Sony Xperia X Compact Review
“Triple image-sensing technology” can't make up for the tiny pixel size, but continuous autofocus is up there with the best.
Sony is one of the few major Android makers that still focuses on megapixel count to woo potential buyers, equipping the X Compact with a whopping 23 MP sensor. It also added laser-assisted autofocusing and RGBC-IR sensor (Red Green Blue Clear – Infra Red) white balance meter aids next to the LED flash for the first time. This “triple image-sensing technology” is supposed to make the already fast Predictive Hybrid Autofocus system now even faster, and colors more accurate. There is also a new swipe-based camera interface – one swipe left and you go into a manual mode, or swipe right and enter video mode or the camera apps like Sony's augmented reality extension.
On first brush, Sony's camera sounds impressive just by reading the terminology - 1/2.3” Exmor R image sensor coupled with 24mm wide G Lens and BIONZ image-processing engine. Whew. On second look, however, it is still a small sensor with smallish 1.1 micron pixels squeezed tightly.
Thus, while the actual photos are decent in daylight, with fine amount of detail, especially the 23 MP shots (the phone takes 8 MP photos in the default Intelligent Auto mode), they are noisy, and said detail a bit soft and mushy, especially towards the corners. The X Compact offers a far cry from the jolly, saturated “Sony colors” that its cameras used to be associated with. Instead, the photos usually come out mostly natural, with just the right dose of saturation.
Despite the RGBC-IR sensor, sometimes the white balance tilts too much to the bland, colder side, or is overly warm. The handset often overexposes brighter highlights in scenes with trickier dynamic range – like shooting against the sky as a backdrop - and is not nearly as quick to focus and shoot as the “triple image-sensing technology” phrase would suggest.
The low-light snaps are not very impressive, either – they relay the scene colors with a colder than accurate note, and there is quite a lot of digital noise visible, even without zooming in. The LED flash seem powerful enough to illuminate a close scene.

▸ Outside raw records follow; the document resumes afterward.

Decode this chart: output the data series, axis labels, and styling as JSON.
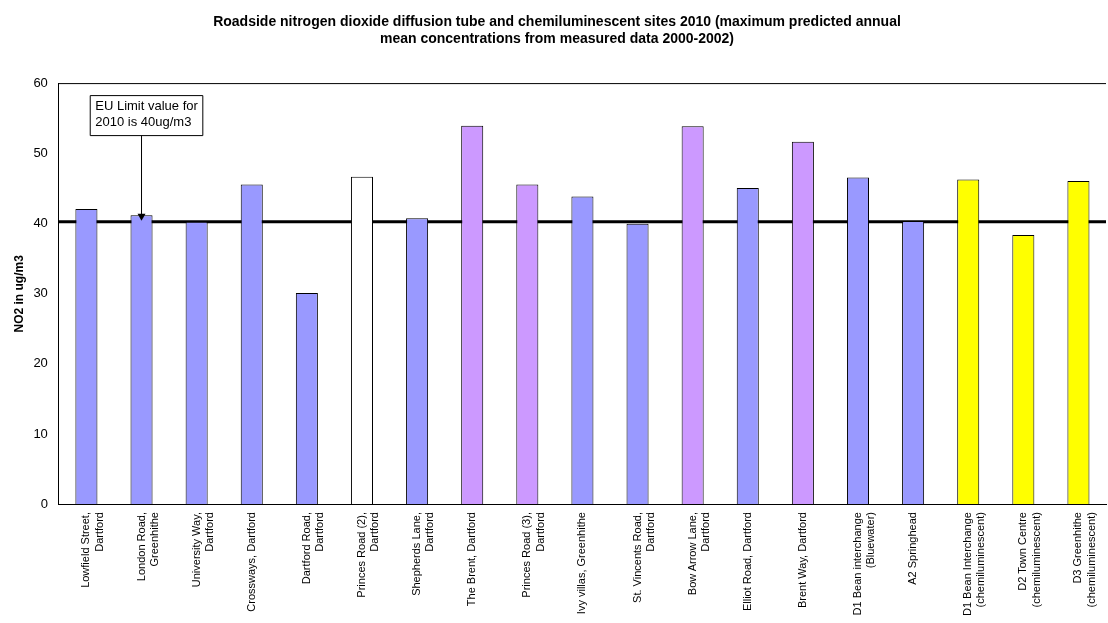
{
  "chart_data": {
    "type": "bar",
    "title": "Roadside nitrogen dioxide diffusion tube and chemiluminescent sites 2010 (maximum predicted annual mean concentrations from measured data 2000-2002)",
    "ylabel": "NO2 in ug/m3",
    "categories": [
      "Lowfield Street, Dartford",
      "London Road, Greenhithe",
      "University Way, Dartford",
      "Crossways, Dartford",
      "Dartford Road, Dartford",
      "Princes Road (2), Dartford",
      "Shepherds Lane, Dartford",
      "The Brent, Dartford",
      "Princes Road (3), Dartford",
      "Ivy villas, Greenhithe",
      "St. Vincents Road, Dartford",
      "Bow Arrow Lane, Dartford",
      "Elliot Road, Dartford",
      "Brent Way, Dartford",
      "D1 Bean interchange (Bluewater)",
      "A2 Springhead",
      "D1 Bean Interchange (chemiluminescent)",
      "D2 Town Centre (chemiluminescent)",
      "D3 Greenhithe (chemiluminescent)"
    ],
    "values": [
      42.1,
      41.2,
      40.3,
      45.6,
      30.1,
      46.7,
      40.8,
      54.0,
      45.6,
      43.9,
      40.0,
      53.9,
      45.1,
      51.7,
      46.6,
      40.4,
      46.3,
      38.4,
      46.1
    ],
    "colors": [
      "#9999ff",
      "#9999ff",
      "#9999ff",
      "#9999ff",
      "#9999ff",
      "#ffffff",
      "#9999ff",
      "#cc99ff",
      "#cc99ff",
      "#9999ff",
      "#9999ff",
      "#cc99ff",
      "#9999ff",
      "#cc99ff",
      "#9999ff",
      "#9999ff",
      "#ffff00",
      "#ffff00",
      "#ffff00"
    ],
    "ylim": [
      0,
      60
    ],
    "yticks": [
      0,
      10,
      20,
      30,
      40,
      50,
      60
    ],
    "grid": false,
    "legend": false,
    "ref_lines": [
      {
        "axis": "y",
        "value": 40.3,
        "color": "#000000"
      }
    ],
    "annotations": [
      {
        "text": "EU Limit value for 2010 is 40ug/m3",
        "x": "London Road, Greenhithe",
        "y": 40.3
      }
    ]
  }
}
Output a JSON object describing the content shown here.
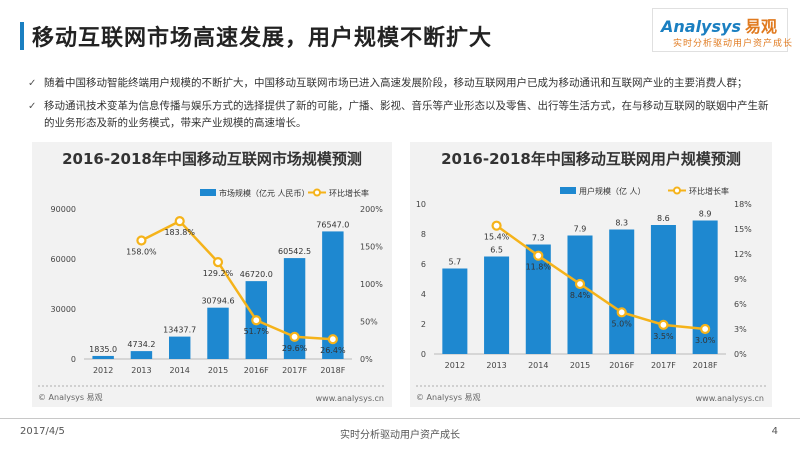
{
  "page": {
    "title": "移动互联网市场高速发展，用户规模不断扩大",
    "bullets": [
      "随着中国移动智能终端用户规模的不断扩大，中国移动互联网市场已进入高速发展阶段，移动互联网用户已成为移动通讯和互联网产业的主要消费人群；",
      "移动通讯技术变革为信息传播与娱乐方式的选择提供了新的可能，广播、影视、音乐等产业形态以及零售、出行等生活方式，在与移动互联网的联姻中产生新的业务形态及新的业务模式，带来产业规模的高速增长。"
    ]
  },
  "logo": {
    "name": "Analysys",
    "name_cn": "易观",
    "tagline": "实时分析驱动用户资产成长"
  },
  "colors": {
    "accent": "#1a7fc1",
    "bar": "#1e88d0",
    "line": "#f5b31a",
    "logo_orange": "#e07a1f"
  },
  "chart_data": [
    {
      "type": "bar",
      "title": "2016-2018年中国移动互联网市场规模预测",
      "categories": [
        "2012",
        "2013",
        "2014",
        "2015",
        "2016F",
        "2017F",
        "2018F"
      ],
      "series": [
        {
          "name": "市场规模（亿元 人民币）",
          "type": "bar",
          "axis": "left",
          "values": [
            1835.0,
            4734.2,
            13437.7,
            30794.6,
            46720.0,
            60542.5,
            76547.0
          ],
          "labels": [
            "1835.0",
            "4734.2",
            "13437.7",
            "30794.6",
            "46720.0",
            "60542.5",
            "76547.0"
          ]
        },
        {
          "name": "环比增长率",
          "type": "line",
          "axis": "right",
          "values": [
            null,
            158.0,
            183.8,
            129.2,
            51.7,
            29.6,
            26.4
          ],
          "labels": [
            "",
            "158.0%",
            "183.8%",
            "129.2%",
            "51.7%",
            "29.6%",
            "26.4%"
          ]
        }
      ],
      "y_left": {
        "range": [
          0,
          90000
        ],
        "ticks": [
          "0",
          "30000",
          "60000",
          "90000"
        ]
      },
      "y_right": {
        "range": [
          0,
          200
        ],
        "ticks": [
          "0%",
          "50%",
          "100%",
          "150%",
          "200%"
        ]
      },
      "source": "© Analysys 易观",
      "site": "www.analysys.cn"
    },
    {
      "type": "bar",
      "title": "2016-2018年中国移动互联网用户规模预测",
      "categories": [
        "2012",
        "2013",
        "2014",
        "2015",
        "2016F",
        "2017F",
        "2018F"
      ],
      "series": [
        {
          "name": "用户规模（亿 人）",
          "type": "bar",
          "axis": "left",
          "values": [
            5.7,
            6.5,
            7.3,
            7.9,
            8.3,
            8.6,
            8.9
          ],
          "labels": [
            "5.7",
            "6.5",
            "7.3",
            "7.9",
            "8.3",
            "8.6",
            "8.9"
          ]
        },
        {
          "name": "环比增长率",
          "type": "line",
          "axis": "right",
          "values": [
            null,
            15.4,
            11.8,
            8.4,
            5.0,
            3.5,
            3.0
          ],
          "labels": [
            "",
            "15.4%",
            "11.8%",
            "8.4%",
            "5.0%",
            "3.5%",
            "3.0%"
          ]
        }
      ],
      "y_left": {
        "range": [
          0,
          10
        ],
        "ticks": [
          "0",
          "2",
          "4",
          "6",
          "8",
          "10"
        ]
      },
      "y_right": {
        "range": [
          0,
          18
        ],
        "ticks": [
          "0%",
          "3%",
          "6%",
          "9%",
          "12%",
          "15%",
          "18%"
        ]
      },
      "source": "© Analysys 易观",
      "site": "www.analysys.cn"
    }
  ],
  "footer": {
    "date": "2017/4/5",
    "slogan": "实时分析驱动用户资产成长",
    "page": "4"
  }
}
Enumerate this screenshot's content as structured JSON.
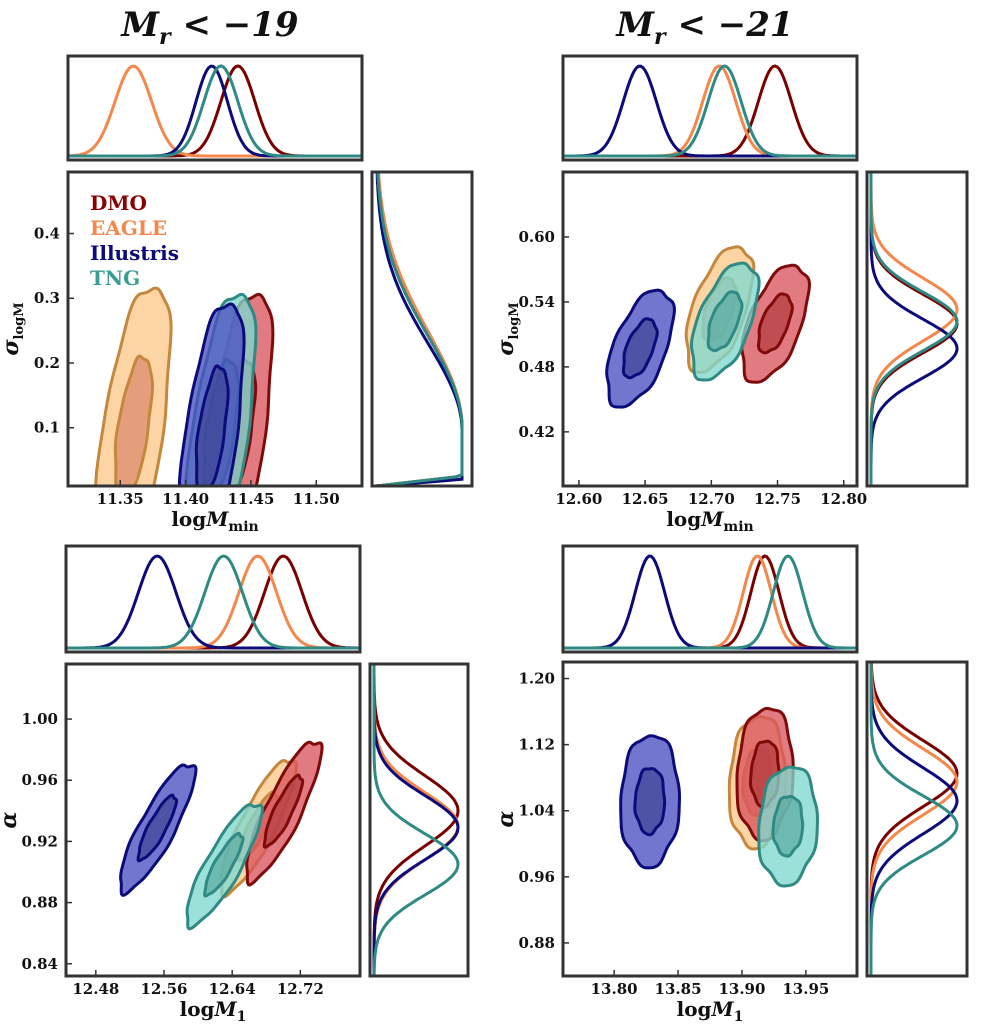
{
  "titles": {
    "left": {
      "prefix": "M",
      "sub": "r",
      "rest": " < −19"
    },
    "right": {
      "prefix": "M",
      "sub": "r",
      "rest": " < −21"
    }
  },
  "legend": [
    {
      "label": "DMO",
      "color": "#8b0000"
    },
    {
      "label": "EAGLE",
      "color": "#f4874b"
    },
    {
      "label": "Illustris",
      "color": "#0b0b7a"
    },
    {
      "label": "TNG",
      "color": "#3a9d94"
    }
  ],
  "colors": {
    "DMO": {
      "line": "#7e0a0a",
      "outer": "#d9545e",
      "inner": "#b23a3f"
    },
    "EAGLE": {
      "line": "#c4873d",
      "outer": "#fdc88a",
      "inner": "#d9876a"
    },
    "Illustris": {
      "line": "#0b0b7a",
      "outer": "#4a4fc0",
      "inner": "#3e4596"
    },
    "TNG": {
      "line": "#2f8a84",
      "outer": "#7fd8cf",
      "inner": "#5aa9a1"
    }
  },
  "chart_data": [
    {
      "id": "top-left",
      "type": "contour",
      "xlabel": {
        "main": "logM",
        "sub": "min"
      },
      "ylabel": {
        "main": "σ",
        "sub": "logM"
      },
      "xlim": [
        11.31,
        11.535
      ],
      "ylim": [
        0.01,
        0.495
      ],
      "xticks": [
        "11.35",
        "11.40",
        "11.45",
        "11.50"
      ],
      "yticks": [
        "0.1",
        "0.2",
        "0.3",
        "0.4"
      ],
      "show_legend": true,
      "series": [
        {
          "name": "EAGLE",
          "cx": 11.36,
          "cy": 0.1,
          "sx": 0.014,
          "sy": 0.11,
          "rho": 0.55,
          "mode": "half"
        },
        {
          "name": "DMO",
          "cx": 11.44,
          "cy": 0.1,
          "sx": 0.013,
          "sy": 0.105,
          "rho": 0.55,
          "mode": "half"
        },
        {
          "name": "TNG",
          "cx": 11.427,
          "cy": 0.1,
          "sx": 0.013,
          "sy": 0.105,
          "rho": 0.55,
          "mode": "half"
        },
        {
          "name": "Illustris",
          "cx": 11.42,
          "cy": 0.095,
          "sx": 0.012,
          "sy": 0.1,
          "rho": 0.55,
          "mode": "half"
        }
      ]
    },
    {
      "id": "top-right",
      "type": "contour",
      "xlabel": {
        "main": "logM",
        "sub": "min"
      },
      "ylabel": {
        "main": "σ",
        "sub": "logM"
      },
      "xlim": [
        12.588,
        12.81
      ],
      "ylim": [
        0.37,
        0.66
      ],
      "xticks": [
        "12.60",
        "12.65",
        "12.70",
        "12.75",
        "12.80"
      ],
      "yticks": [
        "0.42",
        "0.48",
        "0.54",
        "0.60"
      ],
      "show_legend": false,
      "series": [
        {
          "name": "DMO",
          "cx": 12.748,
          "cy": 0.52,
          "sx": 0.0125,
          "sy": 0.027,
          "rho": 0.55,
          "mode": "full"
        },
        {
          "name": "EAGLE",
          "cx": 12.706,
          "cy": 0.533,
          "sx": 0.0125,
          "sy": 0.029,
          "rho": 0.55,
          "mode": "full"
        },
        {
          "name": "TNG",
          "cx": 12.71,
          "cy": 0.522,
          "sx": 0.0125,
          "sy": 0.027,
          "rho": 0.55,
          "mode": "full"
        },
        {
          "name": "Illustris",
          "cx": 12.646,
          "cy": 0.497,
          "sx": 0.0125,
          "sy": 0.027,
          "rho": 0.55,
          "mode": "full"
        }
      ]
    },
    {
      "id": "bottom-left",
      "type": "contour",
      "xlabel": {
        "main": "logM",
        "sub": "1"
      },
      "ylabel": {
        "main": "α",
        "sub": ""
      },
      "xlim": [
        12.445,
        12.79
      ],
      "ylim": [
        0.832,
        1.036
      ],
      "xticks": [
        "12.48",
        "12.56",
        "12.64",
        "12.72"
      ],
      "yticks": [
        "0.84",
        "0.88",
        "0.92",
        "0.96",
        "1.00"
      ],
      "show_legend": false,
      "series": [
        {
          "name": "DMO",
          "cx": 12.7,
          "cy": 0.94,
          "sx": 0.022,
          "sy": 0.023,
          "rho": 0.85,
          "mode": "full"
        },
        {
          "name": "EAGLE",
          "cx": 12.67,
          "cy": 0.93,
          "sx": 0.022,
          "sy": 0.022,
          "rho": 0.85,
          "mode": "full"
        },
        {
          "name": "TNG",
          "cx": 12.63,
          "cy": 0.905,
          "sx": 0.022,
          "sy": 0.02,
          "rho": 0.85,
          "mode": "full"
        },
        {
          "name": "Illustris",
          "cx": 12.552,
          "cy": 0.929,
          "sx": 0.022,
          "sy": 0.021,
          "rho": 0.85,
          "mode": "full"
        }
      ]
    },
    {
      "id": "bottom-right",
      "type": "contour",
      "xlabel": {
        "main": "logM",
        "sub": "1"
      },
      "ylabel": {
        "main": "α",
        "sub": ""
      },
      "xlim": [
        13.76,
        13.99
      ],
      "ylim": [
        0.84,
        1.22
      ],
      "xticks": [
        "13.80",
        "13.85",
        "13.90",
        "13.95"
      ],
      "yticks": [
        "0.88",
        "0.96",
        "1.04",
        "1.12",
        "1.20"
      ],
      "show_legend": false,
      "series": [
        {
          "name": "DMO",
          "cx": 13.918,
          "cy": 1.085,
          "sx": 0.011,
          "sy": 0.04,
          "rho": 0.1,
          "mode": "full"
        },
        {
          "name": "EAGLE",
          "cx": 13.912,
          "cy": 1.075,
          "sx": 0.011,
          "sy": 0.04,
          "rho": 0.1,
          "mode": "full"
        },
        {
          "name": "TNG",
          "cx": 13.936,
          "cy": 1.022,
          "sx": 0.0115,
          "sy": 0.036,
          "rho": 0.1,
          "mode": "full"
        },
        {
          "name": "Illustris",
          "cx": 13.828,
          "cy": 1.052,
          "sx": 0.0115,
          "sy": 0.04,
          "rho": 0.05,
          "mode": "full"
        }
      ]
    }
  ]
}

The 1080p (30/60fps) video capture that the X Compact is capable of displays largely credible color representation, but lacks somewhat in sharpness and detail. Exposure adjustments while panning around are relatively slow to come, too, with some skipped frames and rolling shutter artifacts clearly visible as smearing with fast moving objects like the cars on the roundabout we shot our samples at.
The footage, however, is saved somewhat by Sony's excellent continuous autofocus system that can rival Samsung's hardwired Dual Pixel tech. Just look how it instantly focused on the white phone we raise in front of the lens in the sample below, and how quickly the sensor refocuses on the background once we take the near object out of the frame.
Sony also offers its SteadyShot 5-axis digital image stabilization which works well in keeping the footage afloat during abrupt movements of shaky hands. The phone also offers stereo audio recording while filming, though the audio capture itself is on the average side as the mics need a bit more pick-up strength.
Sony uses its own Album gallery, duplicating Google Photos, and its own app is prettily laid out, with an easy to navigate yet comprehensive catalog structure, and a number of editing options for your pictures or videos. The video player is capable, too, with rich codec support.
Besides pretty visuals, the music player offers a variety of equalizer presets and sound modes to take full advantage of the smorgasbord of audio features that Sony stuffs in its phones, starting from the S-Force Front Surround speakers, to the high-res lossless audio support. However, the headphone and speakers' output strength leaves something to be desired.